Developers of the Pentland Floating Offshore Wind Farm (PFOWF) have submitted revised plans for the scheme with Scottish regulators, halving the proposed site area without any loss of capacity.
Located around 5 miles off the coast of Dounreay in Caithness, the 100-megawatt scheme will generate enough power for approximately 70,000 homes and play a key role in the qualification of future large-scale floating wind projects.
The project is being developed by Highland Wind Limited – a venture majority owned by Copenhagen Infrastructure Partners (CIP) through one of its funds, alongside minority shareholder Hexicon.
Project development is being led by CIP’s in-house unit Copenhagen Offshore Partners (COP) from the group’s global floating wind headquarters in Edinburgh.
Its latest submission notes that following “extensive consultation” with the local community in Caithness, key changes have been made to the design of the site to minimise its potential visual impact.
This includes reducing the overall offshore site area for the turbines by 50%, to around 4 square miles, and reducing the maximum number of turbines from ten to seven.
However, use of larger turbine designs and a maximum tip height of 300m means the scheme will deliver the same power output of around 100MW.
COP said the changes make for a “more compact” footprint, reducing the spread and visual impact of turbines along the coastline and minimising the potential impact to shipping, navigation, fishing activity and the marine environment.
Plans were first put forward for the scheme – then called “Dounreay Tri” – during the last decade but were shelved in 2017 when the company set up to lead the project folded.

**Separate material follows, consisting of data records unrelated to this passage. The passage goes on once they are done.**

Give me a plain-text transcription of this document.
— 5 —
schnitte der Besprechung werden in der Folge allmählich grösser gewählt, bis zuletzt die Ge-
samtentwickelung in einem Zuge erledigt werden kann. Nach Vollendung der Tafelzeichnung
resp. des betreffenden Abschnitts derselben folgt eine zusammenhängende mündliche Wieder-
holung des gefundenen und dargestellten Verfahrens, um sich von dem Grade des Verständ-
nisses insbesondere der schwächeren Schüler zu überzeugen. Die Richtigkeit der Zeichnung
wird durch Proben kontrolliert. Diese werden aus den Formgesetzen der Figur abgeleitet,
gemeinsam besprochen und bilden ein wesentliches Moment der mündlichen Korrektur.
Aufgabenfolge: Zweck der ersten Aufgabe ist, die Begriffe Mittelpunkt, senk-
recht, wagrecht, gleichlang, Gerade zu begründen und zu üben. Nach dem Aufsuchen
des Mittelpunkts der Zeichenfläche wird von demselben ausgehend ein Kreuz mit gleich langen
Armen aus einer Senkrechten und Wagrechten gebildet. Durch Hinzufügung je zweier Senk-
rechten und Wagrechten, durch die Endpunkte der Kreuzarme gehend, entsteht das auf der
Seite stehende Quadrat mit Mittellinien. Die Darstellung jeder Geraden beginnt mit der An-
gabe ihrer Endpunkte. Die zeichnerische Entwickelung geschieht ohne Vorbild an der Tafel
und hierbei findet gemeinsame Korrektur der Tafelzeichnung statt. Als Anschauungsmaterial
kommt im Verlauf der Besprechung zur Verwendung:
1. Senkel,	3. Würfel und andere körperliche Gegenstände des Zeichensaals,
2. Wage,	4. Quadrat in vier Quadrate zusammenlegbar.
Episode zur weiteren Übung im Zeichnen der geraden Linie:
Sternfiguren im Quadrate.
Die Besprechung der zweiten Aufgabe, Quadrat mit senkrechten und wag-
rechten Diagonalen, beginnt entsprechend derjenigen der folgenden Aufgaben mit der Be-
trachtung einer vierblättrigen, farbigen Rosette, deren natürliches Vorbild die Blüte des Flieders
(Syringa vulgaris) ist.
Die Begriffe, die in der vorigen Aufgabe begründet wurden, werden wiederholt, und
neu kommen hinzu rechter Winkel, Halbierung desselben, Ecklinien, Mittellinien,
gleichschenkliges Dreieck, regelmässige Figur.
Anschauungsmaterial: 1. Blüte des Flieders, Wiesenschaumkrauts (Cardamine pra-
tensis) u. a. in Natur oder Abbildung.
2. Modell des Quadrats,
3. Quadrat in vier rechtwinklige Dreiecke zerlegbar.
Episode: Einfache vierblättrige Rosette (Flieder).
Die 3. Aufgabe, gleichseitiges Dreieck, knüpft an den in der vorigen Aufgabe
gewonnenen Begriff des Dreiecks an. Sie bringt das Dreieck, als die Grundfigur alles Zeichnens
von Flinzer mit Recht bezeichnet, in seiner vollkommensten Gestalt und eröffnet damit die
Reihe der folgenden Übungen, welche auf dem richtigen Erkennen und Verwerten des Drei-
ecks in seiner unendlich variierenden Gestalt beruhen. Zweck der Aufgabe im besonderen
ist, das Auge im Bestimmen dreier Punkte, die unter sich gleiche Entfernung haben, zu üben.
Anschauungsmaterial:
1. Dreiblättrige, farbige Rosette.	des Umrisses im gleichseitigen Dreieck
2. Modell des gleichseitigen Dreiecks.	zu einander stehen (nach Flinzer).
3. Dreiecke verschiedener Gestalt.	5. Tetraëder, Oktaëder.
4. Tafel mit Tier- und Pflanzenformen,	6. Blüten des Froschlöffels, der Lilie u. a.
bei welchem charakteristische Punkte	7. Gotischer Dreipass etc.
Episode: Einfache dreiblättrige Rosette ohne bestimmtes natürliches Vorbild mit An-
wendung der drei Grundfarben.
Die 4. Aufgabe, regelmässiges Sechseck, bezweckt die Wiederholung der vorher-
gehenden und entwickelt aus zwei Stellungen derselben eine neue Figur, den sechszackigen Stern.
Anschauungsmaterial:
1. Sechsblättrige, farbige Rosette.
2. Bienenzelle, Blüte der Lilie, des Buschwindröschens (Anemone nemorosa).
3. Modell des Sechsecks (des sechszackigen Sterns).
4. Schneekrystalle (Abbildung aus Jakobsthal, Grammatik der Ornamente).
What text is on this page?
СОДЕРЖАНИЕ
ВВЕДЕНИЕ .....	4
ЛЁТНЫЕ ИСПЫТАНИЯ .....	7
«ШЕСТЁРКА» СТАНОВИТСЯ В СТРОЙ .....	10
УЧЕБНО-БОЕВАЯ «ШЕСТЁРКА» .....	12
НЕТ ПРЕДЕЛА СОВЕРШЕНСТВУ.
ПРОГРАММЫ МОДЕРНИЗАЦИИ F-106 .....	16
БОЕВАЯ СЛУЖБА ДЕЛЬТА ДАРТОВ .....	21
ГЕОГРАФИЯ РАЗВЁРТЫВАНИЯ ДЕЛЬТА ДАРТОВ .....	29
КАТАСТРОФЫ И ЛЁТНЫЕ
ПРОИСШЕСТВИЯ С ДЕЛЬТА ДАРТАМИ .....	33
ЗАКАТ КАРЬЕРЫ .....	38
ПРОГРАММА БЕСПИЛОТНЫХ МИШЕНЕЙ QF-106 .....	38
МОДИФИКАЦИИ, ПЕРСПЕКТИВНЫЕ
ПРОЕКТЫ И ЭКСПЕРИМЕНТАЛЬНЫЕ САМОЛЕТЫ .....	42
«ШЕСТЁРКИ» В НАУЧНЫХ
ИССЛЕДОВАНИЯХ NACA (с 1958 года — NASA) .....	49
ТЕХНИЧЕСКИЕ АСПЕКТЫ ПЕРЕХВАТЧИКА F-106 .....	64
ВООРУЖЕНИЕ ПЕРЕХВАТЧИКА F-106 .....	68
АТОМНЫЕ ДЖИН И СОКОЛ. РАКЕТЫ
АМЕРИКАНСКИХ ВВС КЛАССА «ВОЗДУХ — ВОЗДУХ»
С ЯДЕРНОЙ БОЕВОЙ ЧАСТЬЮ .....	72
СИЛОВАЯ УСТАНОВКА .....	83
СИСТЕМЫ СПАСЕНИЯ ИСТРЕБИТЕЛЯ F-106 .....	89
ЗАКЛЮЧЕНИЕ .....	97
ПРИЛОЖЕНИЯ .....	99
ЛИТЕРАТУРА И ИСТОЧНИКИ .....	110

As a result, it already holds consents granted by Marine Scotland for the original project, which the new application will replace.
It also holds a pre-existing lease from Crown Estate Scotland for testing and demonstrating a floating project generating up to 100MW – currently the only such lease in Scotland – and grid connection agreements.
The new application to Marine Scotland is accompanied by an environmental impact assessment and a habitats regulations appraisal.
Project director Richard Copeland described the submission as a “significant milestone” for the project, and highlighted the “far-reaching benefits” of new and secure, low-carbon energy supplies.
“The core aim of the project is to test and demonstrate floating wind technology solutions that will reduce costs and accelerate industrialisation,” he added.
“This will offer learnings to inform the development of future floating projects in Scotland and the UK, such as ScotWind, INTOG and Celtic Sea, and the deployment of floating offshore wind globally, while contributing to building a strong local and national supply chain for the industry.”
Under current plans construction on the project is slated to begin in 2025, most likely with a single turbine deployed to enable time to test and demonstrate the technology. The remaining six units would then be installed in 2026.
The group has already signed a memorandum of understanding (MOU) with Scrabster Harbour which will see the development of an operations and maintenance (O&M) base, services and facilities.